Bases: typing.NamedTuple

Helper to represent an active async call.

Parameters:
  • idx (int) – index of the call (starting from 0)

  • async_caller (DistributedAsyncCaller) – async caller instance that represents the async process handling the async request

  • async_request (AsyncRequest) – async request that is being called

idx: int#

None

async_caller: core.dist_checkpointing.strategies.async_utils.AsyncCaller#

None

async_request: core.dist_checkpointing.strategies.async_utils.AsyncRequest#

None

class core.dist_checkpointing.strategies.async_utils.AsyncCallsQueue(persistent: bool = False)#

Manages a queue of async calls.

Allows adding a new async call with schedule_async_request and finalizing active calls with maybe_finalize_async_calls.

Initialization

_get_async_caller()#
schedule_async_request(
async_request: core.dist_checkpointing.strategies.async_utils.AsyncRequest,
) int#

Start a new async call and add it to a queue of active async calls.

This method must be called on all ranks.

Parameters:

async_request (AsyncRequest) – async request to start.

Returns:

index of the async call that was started. This can help the user keep track of the async calls.

Return type:

int

maybe_finalize_async_calls(
blocking=False,
no_dist=False,
) List[int]#

Finalizes all available calls.

This method must be called on all ranks.

Parameters:
  • blocking (bool, optional) – if True, will wait until all active requests are done. Otherwise, finalizes only the async request that already finished. Defaults to False.
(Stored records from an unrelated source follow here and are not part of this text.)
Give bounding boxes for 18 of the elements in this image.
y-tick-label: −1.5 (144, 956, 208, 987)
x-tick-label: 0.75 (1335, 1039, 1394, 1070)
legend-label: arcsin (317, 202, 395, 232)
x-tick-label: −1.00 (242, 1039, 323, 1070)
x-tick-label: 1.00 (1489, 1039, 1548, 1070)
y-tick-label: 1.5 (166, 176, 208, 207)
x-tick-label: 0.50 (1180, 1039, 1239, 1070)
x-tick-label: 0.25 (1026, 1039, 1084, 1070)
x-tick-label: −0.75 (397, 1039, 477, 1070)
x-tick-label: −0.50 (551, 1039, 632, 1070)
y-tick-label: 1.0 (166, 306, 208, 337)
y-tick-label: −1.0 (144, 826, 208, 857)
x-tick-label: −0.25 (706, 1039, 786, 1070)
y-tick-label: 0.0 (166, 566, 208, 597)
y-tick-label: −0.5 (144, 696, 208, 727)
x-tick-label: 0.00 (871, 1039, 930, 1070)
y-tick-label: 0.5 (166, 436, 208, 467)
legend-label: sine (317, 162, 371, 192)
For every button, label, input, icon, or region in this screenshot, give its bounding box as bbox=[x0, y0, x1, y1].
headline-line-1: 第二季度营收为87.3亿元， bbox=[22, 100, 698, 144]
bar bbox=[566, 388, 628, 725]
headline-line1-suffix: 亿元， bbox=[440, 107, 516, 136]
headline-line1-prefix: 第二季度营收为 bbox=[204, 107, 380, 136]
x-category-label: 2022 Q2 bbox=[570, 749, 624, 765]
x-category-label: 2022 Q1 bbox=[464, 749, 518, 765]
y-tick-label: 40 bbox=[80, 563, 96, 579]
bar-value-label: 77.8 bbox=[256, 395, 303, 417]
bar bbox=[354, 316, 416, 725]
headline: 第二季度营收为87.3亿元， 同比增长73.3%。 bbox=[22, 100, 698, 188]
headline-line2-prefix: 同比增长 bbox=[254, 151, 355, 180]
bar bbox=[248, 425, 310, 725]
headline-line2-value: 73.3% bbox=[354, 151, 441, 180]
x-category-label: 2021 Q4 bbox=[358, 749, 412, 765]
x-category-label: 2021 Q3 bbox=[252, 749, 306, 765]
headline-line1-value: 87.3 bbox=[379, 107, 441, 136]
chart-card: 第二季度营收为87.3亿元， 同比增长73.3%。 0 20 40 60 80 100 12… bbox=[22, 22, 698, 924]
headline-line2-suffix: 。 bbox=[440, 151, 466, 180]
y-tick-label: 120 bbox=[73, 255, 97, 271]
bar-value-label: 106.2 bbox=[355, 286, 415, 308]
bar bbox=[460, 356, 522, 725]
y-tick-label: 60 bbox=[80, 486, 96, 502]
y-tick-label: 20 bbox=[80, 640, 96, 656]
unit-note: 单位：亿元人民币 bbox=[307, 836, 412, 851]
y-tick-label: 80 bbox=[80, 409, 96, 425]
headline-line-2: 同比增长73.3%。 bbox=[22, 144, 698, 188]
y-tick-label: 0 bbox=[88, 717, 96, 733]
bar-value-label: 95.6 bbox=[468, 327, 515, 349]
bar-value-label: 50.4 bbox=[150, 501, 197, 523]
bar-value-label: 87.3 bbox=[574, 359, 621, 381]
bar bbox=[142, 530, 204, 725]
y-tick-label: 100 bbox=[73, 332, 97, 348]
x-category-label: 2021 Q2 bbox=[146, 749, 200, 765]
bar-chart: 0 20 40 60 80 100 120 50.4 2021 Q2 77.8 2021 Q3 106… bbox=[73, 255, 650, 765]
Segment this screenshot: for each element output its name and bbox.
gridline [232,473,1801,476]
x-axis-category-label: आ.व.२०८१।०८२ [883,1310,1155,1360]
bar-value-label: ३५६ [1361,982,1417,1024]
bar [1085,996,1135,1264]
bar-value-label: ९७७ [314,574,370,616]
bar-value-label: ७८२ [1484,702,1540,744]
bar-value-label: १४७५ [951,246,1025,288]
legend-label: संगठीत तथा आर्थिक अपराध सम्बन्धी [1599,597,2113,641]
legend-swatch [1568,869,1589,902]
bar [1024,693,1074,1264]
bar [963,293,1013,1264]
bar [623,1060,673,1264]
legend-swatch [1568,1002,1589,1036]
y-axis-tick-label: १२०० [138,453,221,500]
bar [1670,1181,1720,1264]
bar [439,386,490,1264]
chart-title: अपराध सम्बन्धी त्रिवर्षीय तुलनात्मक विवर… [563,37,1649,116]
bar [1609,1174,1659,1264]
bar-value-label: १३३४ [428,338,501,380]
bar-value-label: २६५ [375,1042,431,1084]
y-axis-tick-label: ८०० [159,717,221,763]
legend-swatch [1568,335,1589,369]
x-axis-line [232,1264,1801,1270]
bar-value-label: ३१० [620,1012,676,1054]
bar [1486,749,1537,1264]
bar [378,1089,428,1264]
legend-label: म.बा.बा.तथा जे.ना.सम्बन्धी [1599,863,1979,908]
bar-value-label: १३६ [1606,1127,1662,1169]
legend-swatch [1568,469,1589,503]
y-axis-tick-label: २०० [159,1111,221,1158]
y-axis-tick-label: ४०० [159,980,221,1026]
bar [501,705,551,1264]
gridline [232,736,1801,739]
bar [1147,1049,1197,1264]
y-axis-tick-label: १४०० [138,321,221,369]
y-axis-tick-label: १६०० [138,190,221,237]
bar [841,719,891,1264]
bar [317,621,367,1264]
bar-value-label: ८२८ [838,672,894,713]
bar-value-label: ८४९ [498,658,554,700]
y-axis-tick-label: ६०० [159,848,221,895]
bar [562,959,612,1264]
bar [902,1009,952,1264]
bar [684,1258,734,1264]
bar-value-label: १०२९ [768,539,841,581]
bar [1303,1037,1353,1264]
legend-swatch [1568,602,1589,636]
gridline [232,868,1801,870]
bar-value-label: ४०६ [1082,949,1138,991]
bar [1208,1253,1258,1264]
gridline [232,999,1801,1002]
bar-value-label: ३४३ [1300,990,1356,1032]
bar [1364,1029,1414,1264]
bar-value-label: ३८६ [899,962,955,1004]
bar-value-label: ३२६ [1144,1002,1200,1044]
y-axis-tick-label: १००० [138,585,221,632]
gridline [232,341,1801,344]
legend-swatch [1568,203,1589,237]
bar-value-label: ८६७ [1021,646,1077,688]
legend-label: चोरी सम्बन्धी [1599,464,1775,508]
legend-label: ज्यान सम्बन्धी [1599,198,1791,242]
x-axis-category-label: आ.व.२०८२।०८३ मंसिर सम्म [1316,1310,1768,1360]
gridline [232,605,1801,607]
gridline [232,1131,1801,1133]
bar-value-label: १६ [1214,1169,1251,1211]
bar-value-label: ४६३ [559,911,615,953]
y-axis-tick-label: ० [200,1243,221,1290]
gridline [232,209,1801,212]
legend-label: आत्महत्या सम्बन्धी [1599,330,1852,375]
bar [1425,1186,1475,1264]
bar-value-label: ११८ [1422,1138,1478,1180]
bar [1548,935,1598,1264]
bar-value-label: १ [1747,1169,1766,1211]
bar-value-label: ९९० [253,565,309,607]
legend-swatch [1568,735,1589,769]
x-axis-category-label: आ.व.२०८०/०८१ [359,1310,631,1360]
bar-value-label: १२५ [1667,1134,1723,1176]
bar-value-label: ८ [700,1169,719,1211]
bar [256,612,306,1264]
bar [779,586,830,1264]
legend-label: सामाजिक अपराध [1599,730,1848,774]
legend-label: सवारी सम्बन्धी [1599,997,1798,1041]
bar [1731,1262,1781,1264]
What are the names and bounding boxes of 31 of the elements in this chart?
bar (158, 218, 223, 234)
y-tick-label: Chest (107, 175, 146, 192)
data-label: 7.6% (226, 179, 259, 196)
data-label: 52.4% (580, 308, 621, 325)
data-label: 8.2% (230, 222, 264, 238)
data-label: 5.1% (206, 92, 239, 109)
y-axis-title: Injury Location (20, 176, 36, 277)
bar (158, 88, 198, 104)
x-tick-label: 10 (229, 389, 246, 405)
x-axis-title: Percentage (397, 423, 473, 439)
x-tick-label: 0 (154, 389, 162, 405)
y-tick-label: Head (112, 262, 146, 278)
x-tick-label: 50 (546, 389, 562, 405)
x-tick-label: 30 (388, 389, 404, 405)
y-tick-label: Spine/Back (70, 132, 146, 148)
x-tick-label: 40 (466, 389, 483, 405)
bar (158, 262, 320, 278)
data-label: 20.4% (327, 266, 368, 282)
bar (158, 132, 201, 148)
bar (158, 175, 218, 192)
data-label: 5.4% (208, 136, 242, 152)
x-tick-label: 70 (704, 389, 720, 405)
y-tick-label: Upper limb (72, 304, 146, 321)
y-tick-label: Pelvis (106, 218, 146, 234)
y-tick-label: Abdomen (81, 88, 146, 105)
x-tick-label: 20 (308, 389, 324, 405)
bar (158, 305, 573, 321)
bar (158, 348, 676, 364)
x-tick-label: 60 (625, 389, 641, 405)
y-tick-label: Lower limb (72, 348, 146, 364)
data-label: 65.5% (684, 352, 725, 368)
  • no_dist (bool, Optional) – if True, training ranks simply check its asynchronous checkpoint writer without synchronization.

Returns:

list of indices (as returned by schedule_async_request) of async calls that have been successfully finalized.

Return type:

List[int]

Raises:

CheckpointException – if any rank(s) raised an exception during checkpoint writing, the exceptions are wrapped and raised on all ranks.

get_num_unfinalized_calls()#

Get the number of active async calls.

close(abort=False)#

Finalize all calls upon closing.

Parameters:

abort (bool, optional) – Default to False. Needs to be manually set to true when the checkpoint async process needs to be aborted.